Dion mengangguk lalu berdiri. “Yup. Kita patut bersyukur kalau Indonesia yang punya kekayaan alam melimpah gini bisa memanfaatkan kekayaan itu dengan baik. Gini contohnya, masih ada tempat-tempat indah yang dikelola dengan baik. Bayangin deh kalo gak ada lagi tempat indah kek gini, gimana nasib anak-anak muda yang disibukkan sama pembelajaran melulu?”
“Belajar sih belajar, tapi kan perlu liburan. Dan ini tuh gak hanya sekedar liburan. Pergi ke tempat-tempat kek gini tuh sebenarnya juga media pembelajaran, terbukti dengan adanya lukisan legenda tadi kan? Kalau bisa ngambil hikmahnya itu merupakan media pembelajaran moral untuk anak bangsa.” Tambahku. “Harusnya lokasi-lokasi seperti ini yang perlu dikelola pemerintah lebih baik lagi. Dengan pengelolaan yang baik bisa jadi tempat-tempat kek gini jadi destinasi wisata internasional terus menambah uang negara kan?”
“Lo bener Za. Bisa bahaya kalo lokasi-lokasi indah di Indonesia pada hilang gara-gara ditambang atau jadi lokasi industri.”
“Kita berdo’a aja supaya tempat wisata di Indonesia bisa bertahan dan makin dilestarikan.” Ucapku berharap.
Dion dan Riyan menjawab bersamaan. “Aamiin…”

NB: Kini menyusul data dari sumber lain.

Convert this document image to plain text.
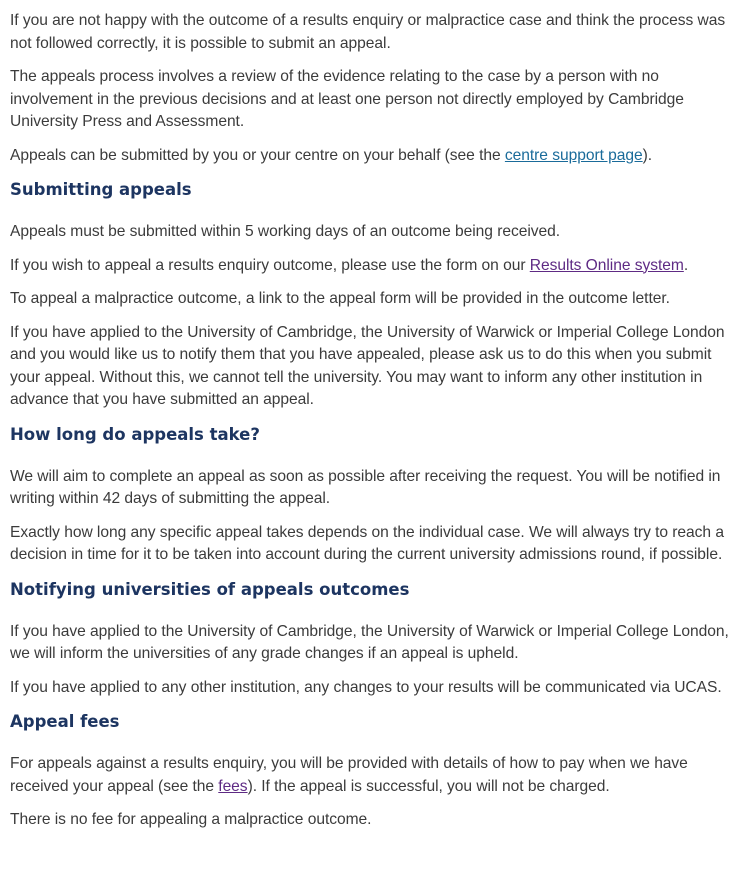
If you are not happy with the outcome of a results enquiry or malpractice case and think the process was not followed correctly, it is possible to submit an appeal.

The appeals process involves a review of the evidence relating to the case by a person with no involvement in the previous decisions and at least one person not directly employed by Cambridge University Press and Assessment.

Appeals can be submitted by you or your centre on your behalf (see the centre support page).

Submitting appeals

Appeals must be submitted within 5 working days of an outcome being received.

If you wish to appeal a results enquiry outcome, please use the form on our Results Online system.

To appeal a malpractice outcome, a link to the appeal form will be provided in the outcome letter.

If you have applied to the University of Cambridge, the University of Warwick or Imperial College London and you would like us to notify them that you have appealed, please ask us to do this when you submit your appeal. Without this, we cannot tell the university. You may want to inform any other institution in advance that you have submitted an appeal.

How long do appeals take?

We will aim to complete an appeal as soon as possible after receiving the request. You will be notified in writing within 42 days of submitting the appeal.

Exactly how long any specific appeal takes depends on the individual case. We will always try to reach a decision in time for it to be taken into account during the current university admissions round, if possible.

Notifying universities of appeals outcomes

If you have applied to the University of Cambridge, the University of Warwick or Imperial College London, we will inform the universities of any grade changes if an appeal is upheld.

If you have applied to any other institution, any changes to your results will be communicated via UCAS.

Appeal fees

For appeals against a results enquiry, you will be provided with details of how to pay when we have received your appeal (see the fees). If the appeal is successful, you will not be charged.

There is no fee for appealing a malpractice outcome.
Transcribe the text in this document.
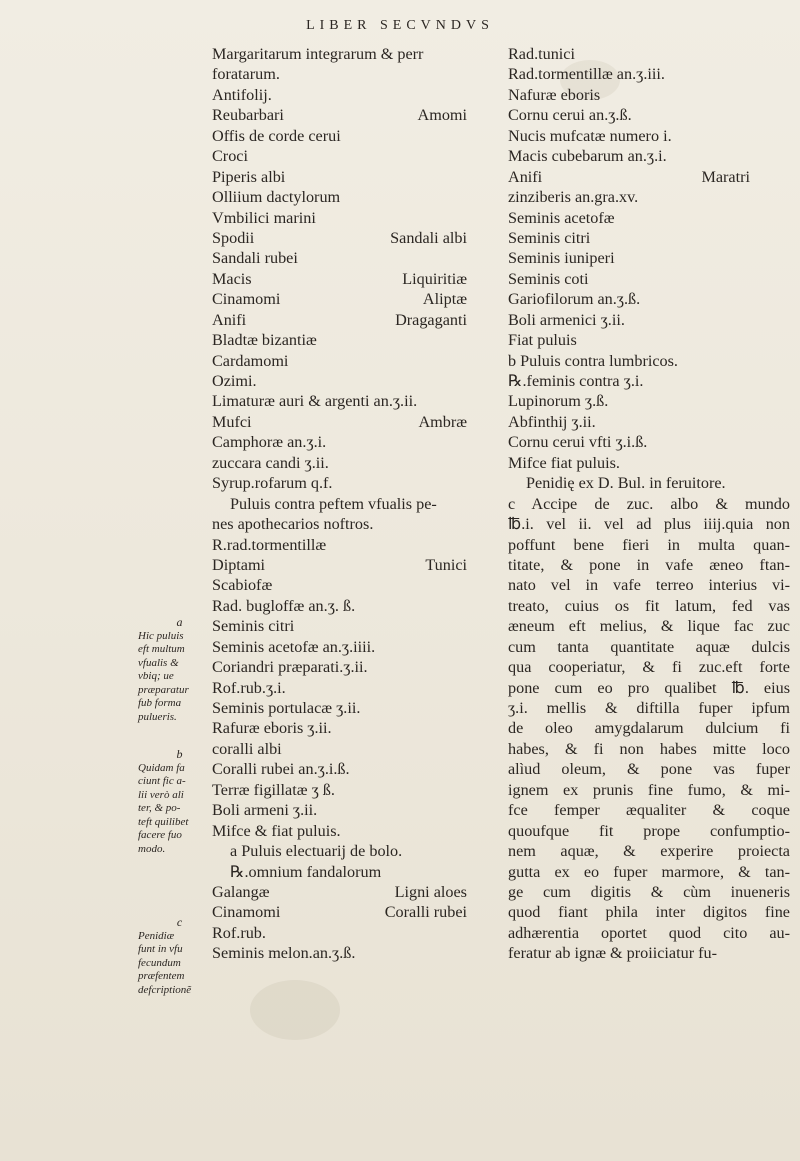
LIBER SECVNDVS
Margaritarum integrarum & perr
foratarum.
Antifolij.
Reubarbari	Amomi
Offis de corde cerui
Croci
Piperis albi
Olliium dactylorum
Vmbilici marini
Spodii	Sandali albi
Sandali rubei
Macis	Liquiritiæ
Cinamomi	Aliptæ
Anifi	Dragaganti
Bladtæ bizantiæ
Cardamomi
Ozimi.
Limaturæ auri & argenti an.ʒ.ii.
Mufci	Ambræ
Camphoræ an.ʒ.i.
zuccara candi ʒ.ii.
Syrup.rofarum q.f.
Puluis contra peftem vfualis pe-
nes apothecarios noftros.
R.rad.tormentillæ
Diptami	Tunici
Scabiofæ
Rad. bugloffæ an.ʒ. ß.
Seminis citri
Seminis acetofæ an.ʒ.iiii.
Coriandri præparati.ʒ.ii.
Rof.rub.ʒ.i.
Seminis portulacæ ʒ.ii.
Rafuræ eboris ʒ.ii.
coralli albi
Coralli rubei an.ʒ.i.ß.
Terræ figillatæ ʒ ß.
Boli armeni ʒ.ii.
Mifce & fiat puluis.
a Puluis electuarij de bolo.
℞.omnium fandalorum
Galangæ	Ligni aloes
Cinamomi	Coralli rubei
Rof.rub.
Seminis melon.an.ʒ.ß.
Rad.tunici
Rad.tormentillæ an.ʒ.iii.
Nafuræ eboris
Cornu cerui an.ʒ.ß.
Nucis mufcatæ numero i.
Macis cubebarum an.ʒ.i.
Anifi	Maratri
zinziberis an.gra.xv.
Seminis acetofæ
Seminis citri
Seminis iuniperi
Seminis coti
Gariofilorum an.ʒ.ß.
Boli armenici ʒ.ii.
Fiat puluis
b Puluis contra lumbricos.
℞.feminis contra ʒ.i.
Lupinorum ʒ.ß.
Abfinthij ʒ.ii.
Cornu cerui vfti ʒ.i.ß.
Mifce fiat puluis.
Penidię ex D. Bul. in feruitore.
c Accipe de zuc. albo & mundo
℔.i. vel ii. vel ad plus iiij.quia non
poffunt bene fieri in multa quan-
titate, & pone in vafe æneo ftan-
nato vel in vafe terreo interius vi-
treato, cuius os fit latum, fed vas
æneum eft melius, & lique fac zuc
cum tanta quantitate aquæ dulcis
qua cooperiatur, & fi zuc.eft forte
pone cum eo pro qualibet ℔. eius
ʒ.i. mellis & diftilla fuper ipfum
de oleo amygdalarum dulcium fi
habes, & fi non habes mitte loco
alìud oleum, & pone vas fuper
ignem ex prunis fine fumo, & mi-
fce femper æqualiter & coque
quoufque fit prope confumptio-
nem aquæ, & experire proiecta
gutta ex eo fuper marmore, & tan-
ge cum digitis & cùm inueneris
quod fiant phila inter digitos fine
adhærentia oportet quod cito au-
feratur ab ignæ & proiiciatur fu-
a
Hic puluis
eft multum
vfualis &
vbiq; ue
præparatur
fub forma
pulueris.
b
Quidam fa
ciunt fic a-
lii verò ali
ter, & po-
teft quilibet
facere fuo
modo.
c
Penidiæ
funt in vfu
fecundum
præfentem
defcriptionẽ
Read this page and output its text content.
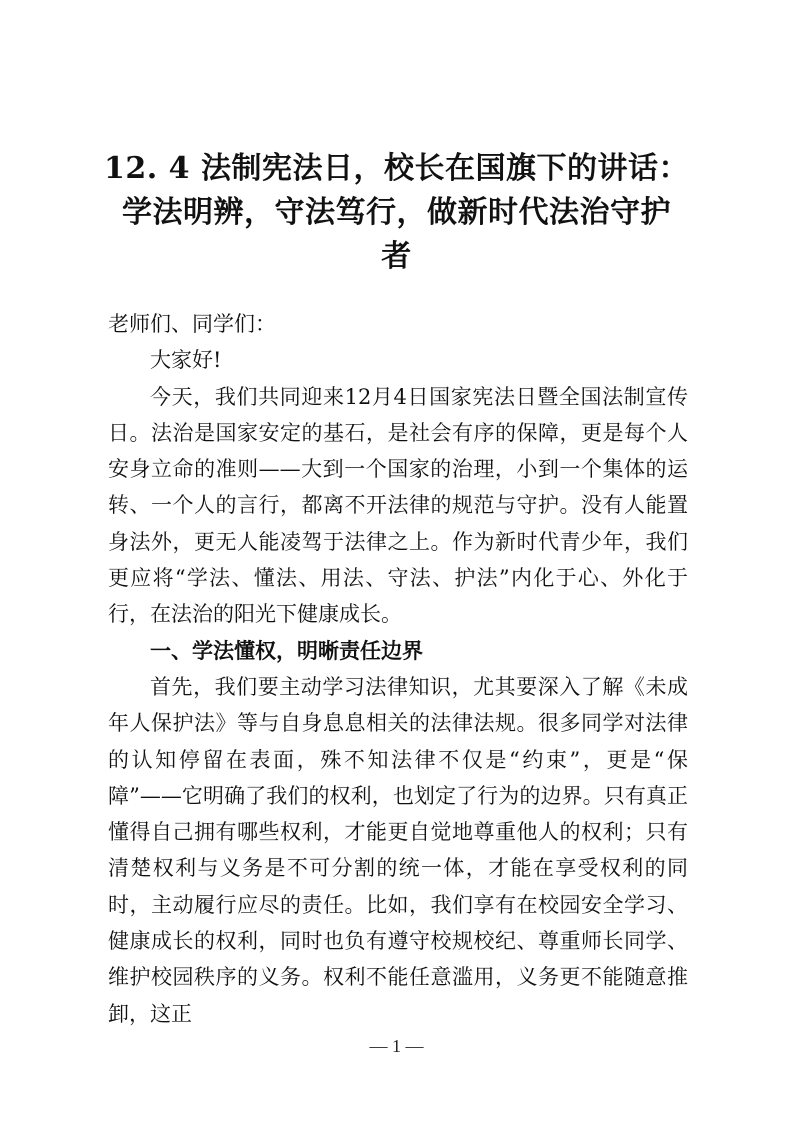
12. 4 法制宪法日，校长在国旗下的讲话：
学法明辨，守法笃行，做新时代法治守护
者

老师们、同学们：

大家好!

今天，我们共同迎来12月4日国家宪法日暨全国法制宣传日。法治是国家安定的基石，是社会有序的保障，更是每个人安身立命的准则——大到一个国家的治理，小到一个集体的运转、一个人的言行，都离不开法律的规范与守护。没有人能置身法外，更无人能凌驾于法律之上。作为新时代青少年，我们更应将“学法、懂法、用法、守法、护法”内化于心、外化于行，在法治的阳光下健康成长。

一、学法懂权，明晰责任边界

首先，我们要主动学习法律知识，尤其要深入了解《未成年人保护法》等与自身息息相关的法律法规。很多同学对法律的认知停留在表面，殊不知法律不仅是“约束”，更是“保障”——它明确了我们的权利，也划定了行为的边界。只有真正懂得自己拥有哪些权利，才能更自觉地尊重他人的权利；只有清楚权利与义务是不可分割的统一体，才能在享受权利的同时，主动履行应尽的责任。比如，我们享有在校园安全学习、健康成长的权利，同时也负有遵守校规校纪、尊重师长同学、维护校园秩序的义务。权利不能任意滥用，义务更不能随意推卸，这正

— 1 —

Setelah Om Ihsan datang menjemput kami segera kembali ke basecamp. Perjalanan hari ini adalah pengalaman terindah bagiku, ingatan seperti ini tidak akan hilang dari kepalaku. Tapi aku masih perlu banyak tempat menaruh kenangan, soalnya ini kan baru hari kedua kami di Barabai. Kami masih ingin menjelajahi lokasi-lokasi plus jajanan nikmat yang ada di kota ini, kami juga tertarik untuk bersosial dengan remaja-remaja di sini, saling berbagi waktu dan pengalaman bersama. Di kota Murakata, Barabai.